If you’re in your early twenties and decided to take up riding a motorbike, it’s likely you’ll be aiming for an A2 licence. Similar to the above mentioned A1 licence, you’ll have the freedom to take to the motorway and carry a friend along too. We’d still recommend learning the ins and outs of carrying a pillion passenger as it’s a big responsibility. With age comes a little more freedom and this licence level is no different. You’ll be looking for motorbikes that are somewhere around the 550 – 600cc mark. Your test will be taken on a bike that is no less than 395cc. It’s a big jump and the range of bikes available can be a little confusing. Especially as it’s not just about the power; it’s the power to weight ratio. In this case, that’s no more than 0.2Kw of power per kilo.

The peak of motorcycle licencing – the A licence

If you’ve been stepping up the motorcycle licence levels since you were almost 16, you can go for your full unrestricted motorcycle licence at the age of 21. The rest of us who were a little slow to realise we were made for two wheels must be 24 or older.

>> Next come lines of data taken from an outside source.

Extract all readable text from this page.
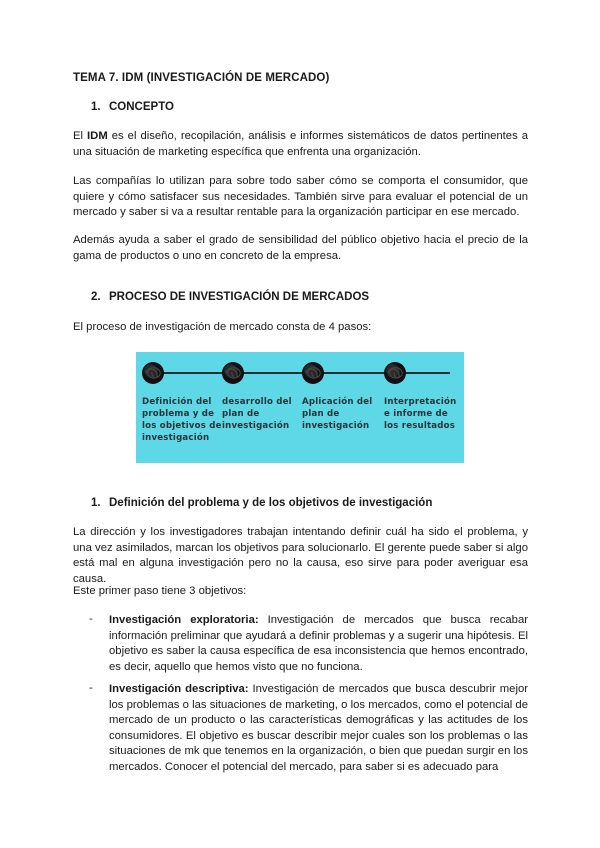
TEMA 7. IDM (INVESTIGACIÓN DE MERCADO)
1. CONCEPTO

El IDM es el diseño, recopilación, análisis e informes sistemáticos de datos pertinentes a una situación de marketing específica que enfrenta una organización.

Las compañías lo utilizan para sobre todo saber cómo se comporta el consumidor, que quiere y cómo satisfacer sus necesidades. También sirve para evaluar el potencial de un mercado y saber si va a resultar rentable para la organización participar en ese mercado.

Además ayuda a saber el grado de sensibilidad del público objetivo hacia el precio de la gama de productos o uno en concreto de la empresa.

2. PROCESO DE INVESTIGACIÓN DE MERCADOS

El proceso de investigación de mercado consta de 4 pasos:

Definición del problema y de los objetivos de investigación
desarrollo del plan de investigación
Aplicación del plan de investigación
Interpretación e informe de los resultados
1. Definición del problema y de los objetivos de investigación

La dirección y los investigadores trabajan intentando definir cuál ha sido el problema, y una vez asimilados, marcan los objetivos para solucionarlo. El gerente puede saber si algo está mal en alguna investigación pero no la causa, eso sirve para poder averiguar esa causa.

Este primer paso tiene 3 objetivos:

- Investigación exploratoria: Investigación de mercados que busca recabar información preliminar que ayudará a definir problemas y a sugerir una hipótesis. El objetivo es saber la causa específica de esa inconsistencia que hemos encontrado, es decir, aquello que hemos visto que no funciona.

- Investigación descriptiva: Investigación de mercados que busca descubrir mejor los problemas o las situaciones de marketing, o los mercados, como el potencial de mercado de un producto o las características demográficas y las actitudes de los consumidores. El objetivo es buscar describir mejor cuales son los problemas o las situaciones de mk que tenemos en la organización, o bien que puedan surgir en los mercados. Conocer el potencial del mercado, para saber si es adecuado para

Tests for full licences are carried out on motorbikes with a minimum power level of 595cc’s. It’s also worth noting here that while you can’t test on a lower-powered motorbike, neither can you practice on a bike with this much grunt unless you are accompanied by a qualified and DSA approved motorcycle instructor. Once you hold a full unrestricted motorcycle licence, the world of motorbikes is your oyster. If you’ve always dreamed of riding a classic 1200cc Harley, this is the licence you’ll need to do it.

A higher-powered bike doesn’t necessarily mean more fun. Lots of us get our A2 licence, or even an A1, and are happy with our motorbikes. There is no obligation to climb the motorcycle licence ladder as you get older. If the bike you’re riding meets your needs and gets you efficiently from A to B there’s no shame with sticking where you are. The best bikes aren’t the fastest or the most powerful, they’re the ones that give you the most pleasure and are reliable, cost-effective machines.